Mango: dense flowering fruit every year instead of alternate years, flavour and aroma enhanced.
Lime: flowering round the year, plump fruit with strong aroma. Shelf life extended by 10 days
Guava: bigger, tastier. Shelf life extended by 5 days.
Banana: bunch size becomes uniform and harvesting can be done a month earlier.
Turmeric: yield enhanced by 22% with extra long fingers. Reduced pest and disease.
Jasmine: Continuous flowering throughout the year . Exceptional aroma.
Vegetables: Yield enhanced by 18 % and doubled in cucumber. Extended shelf life and strong flavours.

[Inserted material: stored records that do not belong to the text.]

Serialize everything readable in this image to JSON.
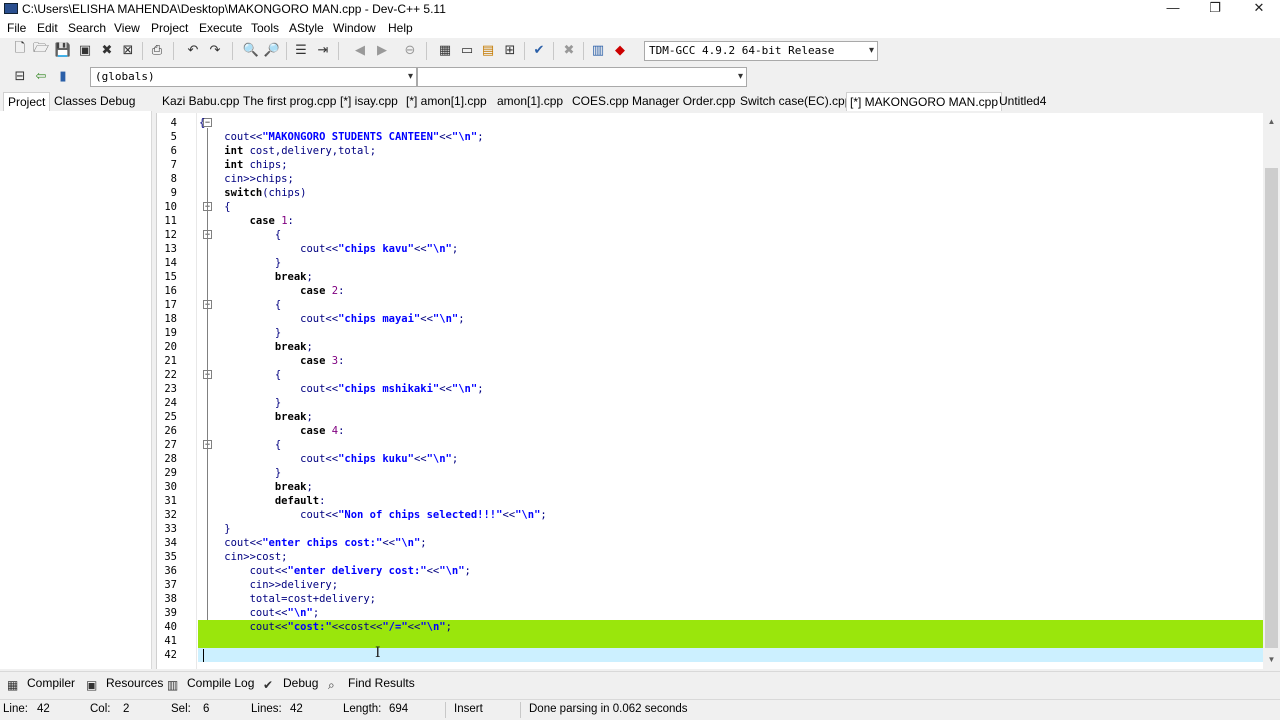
{
  "window": {
    "title": "C:\\Users\\ELISHA MAHENDA\\Desktop\\MAKONGORO MAN.cpp - Dev-C++ 5.11",
    "controls": {
      "minimize": "—",
      "maximize": "❐",
      "close": "✕"
    }
  },
  "menu": [
    "File",
    "Edit",
    "Search",
    "View",
    "Project",
    "Execute",
    "Tools",
    "AStyle",
    "Window",
    "Help"
  ],
  "toolbar": {
    "compiler_select": "TDM-GCC 4.9.2 64-bit Release",
    "scope_select": "(globals)",
    "function_select": ""
  },
  "left_tabs": [
    "Project",
    "Classes",
    "Debug"
  ],
  "editor_tabs": [
    "Kazi Babu.cpp",
    "The first prog.cpp",
    "[*] isay.cpp",
    "[*] amon[1].cpp",
    "amon[1].cpp",
    "COES.cpp",
    "Manager Order.cpp",
    "Switch case(EC).cpp",
    "[*] MAKONGORO MAN.cpp",
    "Untitled4"
  ],
  "active_tab": "[*] MAKONGORO MAN.cpp",
  "code_lines": [
    {
      "n": "4",
      "t": "{"
    },
    {
      "n": "5",
      "t": "    cout<<\"MAKONGORO STUDENTS CANTEEN\"<<\"\\n\";"
    },
    {
      "n": "6",
      "t": "    int cost,delivery,total;"
    },
    {
      "n": "7",
      "t": "    int chips;"
    },
    {
      "n": "8",
      "t": "    cin>>chips;"
    },
    {
      "n": "9",
      "t": "    switch(chips)"
    },
    {
      "n": "10",
      "t": "    {"
    },
    {
      "n": "11",
      "t": "        case 1:"
    },
    {
      "n": "12",
      "t": "            {"
    },
    {
      "n": "13",
      "t": "                cout<<\"chips kavu\"<<\"\\n\";"
    },
    {
      "n": "14",
      "t": "            }"
    },
    {
      "n": "15",
      "t": "            break;"
    },
    {
      "n": "16",
      "t": "                case 2:"
    },
    {
      "n": "17",
      "t": "            {"
    },
    {
      "n": "18",
      "t": "                cout<<\"chips mayai\"<<\"\\n\";"
    },
    {
      "n": "19",
      "t": "            }"
    },
    {
      "n": "20",
      "t": "            break;"
    },
    {
      "n": "21",
      "t": "                case 3:"
    },
    {
      "n": "22",
      "t": "            {"
    },
    {
      "n": "23",
      "t": "                cout<<\"chips mshikaki\"<<\"\\n\";"
    },
    {
      "n": "24",
      "t": "            }"
    },
    {
      "n": "25",
      "t": "            break;"
    },
    {
      "n": "26",
      "t": "                case 4:"
    },
    {
      "n": "27",
      "t": "            {"
    },
    {
      "n": "28",
      "t": "                cout<<\"chips kuku\"<<\"\\n\";"
    },
    {
      "n": "29",
      "t": "            }"
    },
    {
      "n": "30",
      "t": "            break;"
    },
    {
      "n": "31",
      "t": "            default:"
    },
    {
      "n": "32",
      "t": "                cout<<\"Non of chips selected!!!\"<<\"\\n\";"
    },
    {
      "n": "33",
      "t": "    }"
    },
    {
      "n": "34",
      "t": "    cout<<\"enter chips cost:\"<<\"\\n\";"
    },
    {
      "n": "35",
      "t": "    cin>>cost;"
    },
    {
      "n": "36",
      "t": "        cout<<\"enter delivery cost:\"<<\"\\n\";"
    },
    {
      "n": "37",
      "t": "        cin>>delivery;"
    },
    {
      "n": "38",
      "t": "        total=cost+delivery;"
    },
    {
      "n": "39",
      "t": "        cout<<\"\\n\";"
    },
    {
      "n": "40",
      "t": "        cout<<\"cost:\"<<cost<<\"/=\"<<\"\\n\";"
    },
    {
      "n": "41",
      "t": ""
    },
    {
      "n": "42",
      "t": ""
    }
  ],
  "bottom_tabs": [
    "Compiler",
    "Resources",
    "Compile Log",
    "Debug",
    "Find Results"
  ],
  "status": {
    "line_label": "Line:",
    "line": "42",
    "col_label": "Col:",
    "col": "2",
    "sel_label": "Sel:",
    "sel": "6",
    "lines_label": "Lines:",
    "lines": "42",
    "length_label": "Length:",
    "length": "694",
    "mode": "Insert",
    "message": "Done parsing in 0.062 seconds"
  },
  "colors": {
    "selection_green": "#9ae60c",
    "current_line": "#ccf0ff"
  }
}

Paddy: 300 grains per earhead. Harvest advanced by 15 days. Percentage of broken rice reduced during milling. Grain weight increases by 20%.
Panchgavya has been investigated on sugarcane, mustard,  groundnut, jowar,  bajra, ragi , maize, wheat, sunflower and coconut . In all of these, panchgavya acted as a growth stimulant and pest inhibitor.
Plants sprayed with panchgavya produce bigger leaves, sturdy side shoots from the trunk, and the roots are profuse, dense and go deep, making the plant take the maximum nutrients and water. A thin oily film  forms on the leaves and stems, reducing evaporation of water and allowing the plants to withstand long dry periods. Irrigation can be reduced by 30%.
Normally, yield falls when the farmer moves from chemical to organic farming, and this is the main reason why farmers fear the shift. If he uses panchgavya , the yield remains the same, the first year itself. The harvest is advanced by 15 days in all the crops.
Panchgavya increases shelf life, so selling and storing becomes easier.
I would suggest that you cut this out and share the information with the farmers you know. Let them try this out on a small part of their farms and see if it works. If it does, it will definitely make them richer and the consumers of their produce, healthier. Or, try it on your garden and the trees outside your house.